Carolina Ramos Ferreira, coordenadora pedagógica da
Associação de Amigos do Autista (AMA), reforça que é importante dar
continuidade em casa ao trabalho realizado pelos especialistas. "É preciso
incentivar, ensinar a se vestir, a escovar os dentes e a comer sozinho. O
excesso de proteção pode fazer com que os pais bloqueiem ainda mais a autonomia
dessas crianças e jovens", alerta.
Família preparada
Portanto, o grande desafio é orientar a família.
Cristina Keiko, da ONG Lugar de Vida, acha que a mãe e o pai costumam receber a
notícia de forma inadequada, quase técnica, e transformam-se em pesquisadores,
deixando de perceber as nuances do desenvolvimento infantil. Aliás, muitas
entidades oferecem cursos para o aprimoramento dos pais, mas esses espaços
especializados são escassos para dar conta da demanda.
Com um bom acompanhamento, o autista pode ficar com
menos limitações e até frequentar a escola regular com alguém servindo de
apoio. Tudo vai depender do grau da deficiência. Por isso, a observação é
fundamental para captar detalhes valiosos que ajudam a entrar nesse mundo tão
especial.
Fugir de casa é mais um sintoma
Quase metade dos autistas americanos com menos de 4
anos já deu algumas escapadas. É o que revela um estudo do Instituto Kennedy
Krieger com 1,2 mil famílias. Na maioria das vezes, o que motiva essas crianças
é chegar a algum lugar específico. Os números são alarmantes, já que elevam o
risco de acidentes. Pelo menos 65% dos fujões foram atropelados ou quase
atropelados. Outros 24% sobreviveram a afogamentos.

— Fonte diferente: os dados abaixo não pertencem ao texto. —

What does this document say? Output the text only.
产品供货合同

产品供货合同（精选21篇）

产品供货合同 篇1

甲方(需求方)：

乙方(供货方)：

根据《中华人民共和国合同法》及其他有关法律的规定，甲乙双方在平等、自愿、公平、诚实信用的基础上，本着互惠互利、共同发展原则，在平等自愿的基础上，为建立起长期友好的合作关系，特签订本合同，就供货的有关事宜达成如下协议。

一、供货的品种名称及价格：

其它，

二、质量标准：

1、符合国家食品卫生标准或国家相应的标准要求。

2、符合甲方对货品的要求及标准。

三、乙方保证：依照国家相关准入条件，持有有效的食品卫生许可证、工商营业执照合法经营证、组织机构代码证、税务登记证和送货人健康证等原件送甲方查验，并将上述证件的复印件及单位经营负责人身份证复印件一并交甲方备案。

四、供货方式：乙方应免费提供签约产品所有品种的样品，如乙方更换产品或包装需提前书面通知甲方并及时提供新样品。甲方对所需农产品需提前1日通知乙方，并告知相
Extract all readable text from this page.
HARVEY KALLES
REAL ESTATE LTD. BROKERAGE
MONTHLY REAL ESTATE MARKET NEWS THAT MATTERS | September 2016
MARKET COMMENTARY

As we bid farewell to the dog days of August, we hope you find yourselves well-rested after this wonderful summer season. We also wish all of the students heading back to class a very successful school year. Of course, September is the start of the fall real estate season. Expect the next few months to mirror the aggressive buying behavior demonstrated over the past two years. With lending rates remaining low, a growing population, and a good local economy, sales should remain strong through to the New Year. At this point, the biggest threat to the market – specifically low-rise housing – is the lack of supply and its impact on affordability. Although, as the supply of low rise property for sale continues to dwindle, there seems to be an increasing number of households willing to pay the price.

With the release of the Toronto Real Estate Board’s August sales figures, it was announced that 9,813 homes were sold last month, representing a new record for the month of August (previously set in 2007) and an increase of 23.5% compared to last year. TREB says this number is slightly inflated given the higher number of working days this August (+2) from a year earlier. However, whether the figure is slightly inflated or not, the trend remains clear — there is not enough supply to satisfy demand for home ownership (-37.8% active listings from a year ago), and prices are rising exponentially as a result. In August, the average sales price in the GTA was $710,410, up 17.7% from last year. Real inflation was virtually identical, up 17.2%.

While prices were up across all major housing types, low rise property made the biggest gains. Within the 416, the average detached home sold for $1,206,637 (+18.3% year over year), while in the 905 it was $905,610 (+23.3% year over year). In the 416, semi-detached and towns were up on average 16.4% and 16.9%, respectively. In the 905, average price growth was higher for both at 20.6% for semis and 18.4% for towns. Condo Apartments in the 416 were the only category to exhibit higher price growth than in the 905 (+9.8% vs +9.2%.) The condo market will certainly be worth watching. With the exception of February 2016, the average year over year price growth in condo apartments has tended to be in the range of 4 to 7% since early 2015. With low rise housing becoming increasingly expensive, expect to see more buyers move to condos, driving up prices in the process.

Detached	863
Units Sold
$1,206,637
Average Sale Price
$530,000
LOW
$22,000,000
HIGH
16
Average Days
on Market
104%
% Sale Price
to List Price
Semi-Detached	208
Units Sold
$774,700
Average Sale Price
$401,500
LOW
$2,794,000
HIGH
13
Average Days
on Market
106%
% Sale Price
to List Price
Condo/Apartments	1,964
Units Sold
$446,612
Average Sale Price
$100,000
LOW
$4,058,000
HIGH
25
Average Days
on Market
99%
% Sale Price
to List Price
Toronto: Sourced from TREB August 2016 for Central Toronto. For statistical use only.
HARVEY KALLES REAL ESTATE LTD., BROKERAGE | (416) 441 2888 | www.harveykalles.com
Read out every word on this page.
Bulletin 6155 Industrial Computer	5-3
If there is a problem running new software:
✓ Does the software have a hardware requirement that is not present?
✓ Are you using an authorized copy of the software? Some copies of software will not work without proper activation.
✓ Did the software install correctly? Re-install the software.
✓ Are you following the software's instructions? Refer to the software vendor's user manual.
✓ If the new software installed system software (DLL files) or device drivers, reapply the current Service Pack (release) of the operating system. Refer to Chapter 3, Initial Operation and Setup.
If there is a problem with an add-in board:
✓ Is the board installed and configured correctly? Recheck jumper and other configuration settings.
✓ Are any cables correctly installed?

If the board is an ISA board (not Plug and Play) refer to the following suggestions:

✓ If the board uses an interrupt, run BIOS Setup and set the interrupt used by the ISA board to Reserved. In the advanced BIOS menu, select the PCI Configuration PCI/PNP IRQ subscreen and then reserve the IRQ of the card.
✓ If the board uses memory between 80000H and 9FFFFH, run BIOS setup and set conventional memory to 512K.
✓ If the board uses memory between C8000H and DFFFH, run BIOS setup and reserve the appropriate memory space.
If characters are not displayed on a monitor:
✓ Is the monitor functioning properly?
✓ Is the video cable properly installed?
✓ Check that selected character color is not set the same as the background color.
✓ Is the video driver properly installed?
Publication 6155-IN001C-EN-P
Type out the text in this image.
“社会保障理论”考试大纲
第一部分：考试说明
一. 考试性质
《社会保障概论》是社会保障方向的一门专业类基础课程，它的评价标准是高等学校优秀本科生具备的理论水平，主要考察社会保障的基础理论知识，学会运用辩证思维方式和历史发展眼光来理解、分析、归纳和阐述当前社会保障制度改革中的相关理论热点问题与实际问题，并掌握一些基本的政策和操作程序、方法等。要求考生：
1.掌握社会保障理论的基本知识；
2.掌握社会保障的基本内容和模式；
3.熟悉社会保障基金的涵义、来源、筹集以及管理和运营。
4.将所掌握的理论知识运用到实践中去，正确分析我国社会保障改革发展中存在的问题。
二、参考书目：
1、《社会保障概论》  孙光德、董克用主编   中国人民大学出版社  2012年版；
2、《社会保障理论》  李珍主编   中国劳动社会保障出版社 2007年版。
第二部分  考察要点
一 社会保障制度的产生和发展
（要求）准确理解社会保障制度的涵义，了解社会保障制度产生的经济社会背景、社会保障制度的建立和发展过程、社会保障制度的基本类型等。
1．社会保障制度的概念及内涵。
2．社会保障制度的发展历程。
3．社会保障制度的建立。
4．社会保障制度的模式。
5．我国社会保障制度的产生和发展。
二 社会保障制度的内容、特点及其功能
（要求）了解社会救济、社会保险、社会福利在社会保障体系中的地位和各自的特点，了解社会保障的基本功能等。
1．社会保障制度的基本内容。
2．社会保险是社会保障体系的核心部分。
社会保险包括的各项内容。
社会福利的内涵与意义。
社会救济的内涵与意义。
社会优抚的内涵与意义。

Diagnóstico unificado em 2013
O manual americano psiquiátrico, usado como uma das
principais referências para doenças mentais, ganhará uma quinta e polêmica
revisão no ano que vem. Ele eliminará as diferenças das síndromes do espectro
autista - o nome Asperger deixaria de existir, por exemplo. Especialistas temem
que isso prejudique a investigação dos casos. "O risco é que os pacientes
sejam classificados com uma rotulação patológica muitas vezes equivocada",
alerta a psicóloga Cristina Keiko.
Entenda a diferença:
Autismo clássico
É uma pane neurofisiológica, que
cria obstáculos para o processamento cerebral. A sociabilidade é sempre
comprometida. Nos casos mais graves, a fala chega a ser afetada. Nos moderados,
há uma interação com o mundo, porém mais passiva.
Asperger
Menos grave, tem características
semelhantes às do autismo, como o interesse restrito por objetos e problemas de
socialização. Atinge sete meninos para cada menina. Mas, no caso, inteligência
e memória fora do comum roubam a cena.